Aircore: a Different Approach to Axial Flux

Dean Sigler Announcements, Electric Powerplants, Sustainable Aviation Leave a Comment

Aircore Mobility’s press release from the Consumer Electronics Show (CES) in Las Vegas headlines, “Sustainable, air core, axial flux, liquid cooled e-mobility motor achieves superior power density and efficiency to extend vehicle range for applications that drive, fly or sail”

The company promotes its efficiency, high current density, and economy of manufacturing as prime factors in its success.  The printed circuit board (PCB) stator is claimed to be 10 times more reliable than a conventional stator, smaller, and lighter.  By replacing the iron core of a conventional motor with a PCB stator,Mechanical losses are reduced, efficiency is increased and noise and vibration are significantly reduced.”

Several stator/rotor combinations can be “stacked” with a single housing to allow greater power outputs.

Cooling is an important element in the motor.  Aircore uses a liquid cooling technique, “That allows the coolant to be in direct contact with the stator, mitigating heat across a larger surface area, enabling high overload capability and extended life.”  Aircore’s approach provides a claimed 56 Amps per square millimeter, higher than many other designs.

Paulo Guedes-Pinto, vice president of technology for Infinitum, explains that the motor’s “unique PCB stator design” enables up to four to five times the current density of a conventional liquid-cooled motor and allows a broad range of loads and operating speeds with high efficiency.

Slated for service in class 1-to-8 trucks, nautical and aerial vehicles, and a variety of heavy industrial haulers.  A typical class 4 to-6 truck engine would produce 150 kilowatts (201 horsepower) continuously, and 300 peak or 402 hp.  With 190 Newton-meters (140 foot-pounds) of torque on tap, the motor seems like less of a puller than an International CV series Diesel with 700 ft.-lbs. even though horsepower ratings are in the same category.  Perhaps gearing can help overcome that.

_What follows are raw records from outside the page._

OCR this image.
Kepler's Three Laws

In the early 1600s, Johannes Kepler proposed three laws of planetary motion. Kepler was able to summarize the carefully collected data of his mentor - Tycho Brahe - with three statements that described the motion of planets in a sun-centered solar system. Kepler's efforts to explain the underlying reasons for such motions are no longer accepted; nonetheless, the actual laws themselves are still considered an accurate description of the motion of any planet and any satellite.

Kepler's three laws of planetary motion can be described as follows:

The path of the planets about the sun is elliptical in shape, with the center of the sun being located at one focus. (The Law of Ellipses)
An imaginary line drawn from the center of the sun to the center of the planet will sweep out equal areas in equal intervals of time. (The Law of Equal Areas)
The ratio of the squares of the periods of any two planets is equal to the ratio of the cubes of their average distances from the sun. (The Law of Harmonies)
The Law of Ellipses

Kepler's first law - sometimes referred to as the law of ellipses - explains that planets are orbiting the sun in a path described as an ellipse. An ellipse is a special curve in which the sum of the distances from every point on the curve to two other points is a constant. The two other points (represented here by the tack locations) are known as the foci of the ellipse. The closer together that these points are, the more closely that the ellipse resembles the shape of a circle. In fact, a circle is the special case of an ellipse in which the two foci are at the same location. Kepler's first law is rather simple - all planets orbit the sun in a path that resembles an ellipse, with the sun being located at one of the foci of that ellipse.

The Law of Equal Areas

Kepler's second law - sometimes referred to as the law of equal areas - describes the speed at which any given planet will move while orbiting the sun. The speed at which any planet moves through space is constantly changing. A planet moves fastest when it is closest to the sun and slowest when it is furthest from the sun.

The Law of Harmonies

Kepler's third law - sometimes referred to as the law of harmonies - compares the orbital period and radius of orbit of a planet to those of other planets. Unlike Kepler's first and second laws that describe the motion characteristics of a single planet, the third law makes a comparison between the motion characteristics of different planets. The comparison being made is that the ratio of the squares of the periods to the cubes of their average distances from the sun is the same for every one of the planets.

Although the video depicts an industrial motor, the configuration of al Aircore motors is similar.

The company notes the “active mass” for this motor is 20 kilograms (44 pounds).  One wonders what the total mass is to obtain a meaningful output-to-mass ratio.

The simplicity of the Aircore motor allows it to be manufactured with simple tooling, with the housing, rotors, and stators able to be re-used several times.  Sam Abuelsamid, principal analyst for Guidehouse Insights, explains,. “With supply chain challenges, the motor’s materials, rapid assembly and scalable production should also be attractive to automotive OEMs seeking dramatically simpler manufacturing going forward.”

Aircore shows innovative approaches to the motor’s manufacture, and especially their cooling system.  Let’s see where this approach leads.